Dit schreef Pieter Vos in de bundel ‘Motivatie en identiteit’. Deze bundel verscheen bij het bijna opheffen van het LVGS (Landelijk Verband van Gereformeerde Schoolverenigingen). Sinds medio 2011 is alleen Jan Westert nog werkzaam bij deze club, hij is ondergebracht bij de protestantse scholenkoepel. Ton van Leijen kreeg toen omdat hij afscheid nam, die bundel opstellen aangeboden. Alle opstellen gingen min of meer over de toekomst van het gereformeerde onderwijs. Pieter Vos (theoloog en filosoof), in het dagelijks leven werkzaam aan de GH in Zwolle en de TU in Kampen, roept beargumenteerd op tot bezinning op de triangelgedachte. Iedereen die werkzaam is binnen deze zuil, weet wat daarmee bedoeld wordt. Toch is die bezinning naar mijn idee binnen de scholen en bij ouders nooit echt op gang gekomen. De LVGS-afscheidsbundel werd waarschijnlijk verspreid in beperkte kring. In de pers ging men al weer snel over tot de orde van de dag. Terwijl het artikel van Vos op veel onderdelen al dateerde uit 2007 (weekblad de Reformatie), bleef het stil in gereformeerd onderwijsland. In het hoger gereformeerd onderwijs zijn toelatingsbeleid en benoemingsbeleid inmiddels al verruimd. Het middelbaar onderwijs volgt schoorvoetend. In het basisonderwijs blijft het zoals het was. Nou ja, het benoemingsbeleid werd iets ruimer; Nederlandse Gereformeerde leerkrachten mogen nu ook voor de klas. Maar een leerkracht die besluit om lid ter worden van een DGK kerk of een GKN kerk, hangt ontslag boven het hoofd. Daarnaast zijn er voor zover ik weet ook nooit excuses gemaakt naar in het verleden ontslagen leerkrachten, omdat ze dachten mee te moeten gaan met de ‘buitenverbanders’. Wat dat betreft is de gereformeerde scholenzuil, zeker waar het gaat om de basisscholen, een nog steeds in zichzelf gekeerde gemeenschap. Terwijl de kerkramen van de GKV wijd open staan, er veel meer oor en oog is voor medegelovigen in andere kerken, viert de triangelgedachte van 50 geleden nog hoogtij. Het toelatingsbeleid voor leerlingen uit diverse kerkelijke achtergronden is dan wel open, maar het eigenaarschap ligt nog steeds binnen de GKV.

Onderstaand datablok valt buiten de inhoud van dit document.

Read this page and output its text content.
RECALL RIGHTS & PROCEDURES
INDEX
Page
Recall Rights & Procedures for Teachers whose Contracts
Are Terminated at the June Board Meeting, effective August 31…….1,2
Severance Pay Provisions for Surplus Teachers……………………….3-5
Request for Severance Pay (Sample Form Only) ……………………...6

De laatste tijd ontstaat er door flinke druk van buitenaf forse druk op het gereformeerde onderwijs. De bezuinigingen slaan razendsnel om zich heen. Passend onderwijs (een verkapte bezuinigingsmaatregel) wordt ingevoerd, kleine scholen krijgen geen speciale faciliteiten meer. Vervolgens krijgen we ook te maken met een sterk veranderende ouderpopulatie. Leerlingenvervoer naar gereformeerde scholen zit al jaren in een verdomhoekje. Ouders die tien, vijftien  jaar geleden hun kinderen met een bus(je) naar school lieten gaan, kunnen dat nu niet meer bekostigen en kijken naar een goed alternatief in de eigen woonplaats. Al die factoren leiden er toe dat veel gereformeerde basisscholen krimpen. Vanuit de besturen, die in deze tijd op forse afstand staan, wordt dan ook alles op alles gezet om de scholen goed in de markt te positioneren. “Wat maakt jouw school onderscheidend?”  “Hoe kan jouw school groeien?” Misschien best terechte vragen, maar het legt weer een extra druk op de school en zijn medewerkers. Aanwas uit de oorspronkelijke doelgroep, de gereformeerd vrijgemaakte kerk valt niet echt te verwachten. Groei moeten we verwachten uit andere christelijke groepen. Maar daardoor is het exclusieve karakter van de gereformeerde school ook verleden tijd. Logisch dat je dan ook heel pragmatisch het benoemingsbeleid gaat aanpassen. Dat gegeven zal eerst natuurlijk heftig bediscussieerd moeten worden. Wie laten we dan wel toe voor de klas en wie niet? Een PKN-er gaat vast nog wel. Ligt er aan uit welke richting hij komt. Een lid van een evangelische gemeente, kan die les geven op een gereformeerde school? Of iemand uit de Koptische Kerk? Stof genoeg om jaren te vergaderen en voors en tegens op een rij te zetten. De grondslag van de school zal veelvuldig op tafel komen. Maar wie kent binnen het gereformeerde onderwijs de huidige grondslag nog van binnen en van buiten? Wel of niet de formulieren van Eenheid erin, discussie over de kinderdoop, vergaderen tot we er bij neervallen. Een ander scenario kan zijn dat zonder slag of stoot het benoemingsbeleid verder wordt verruimd. De besturen (op afstand) beslissen, her en daar mag meegepraat worden en we gaan over tot de orde van de dag.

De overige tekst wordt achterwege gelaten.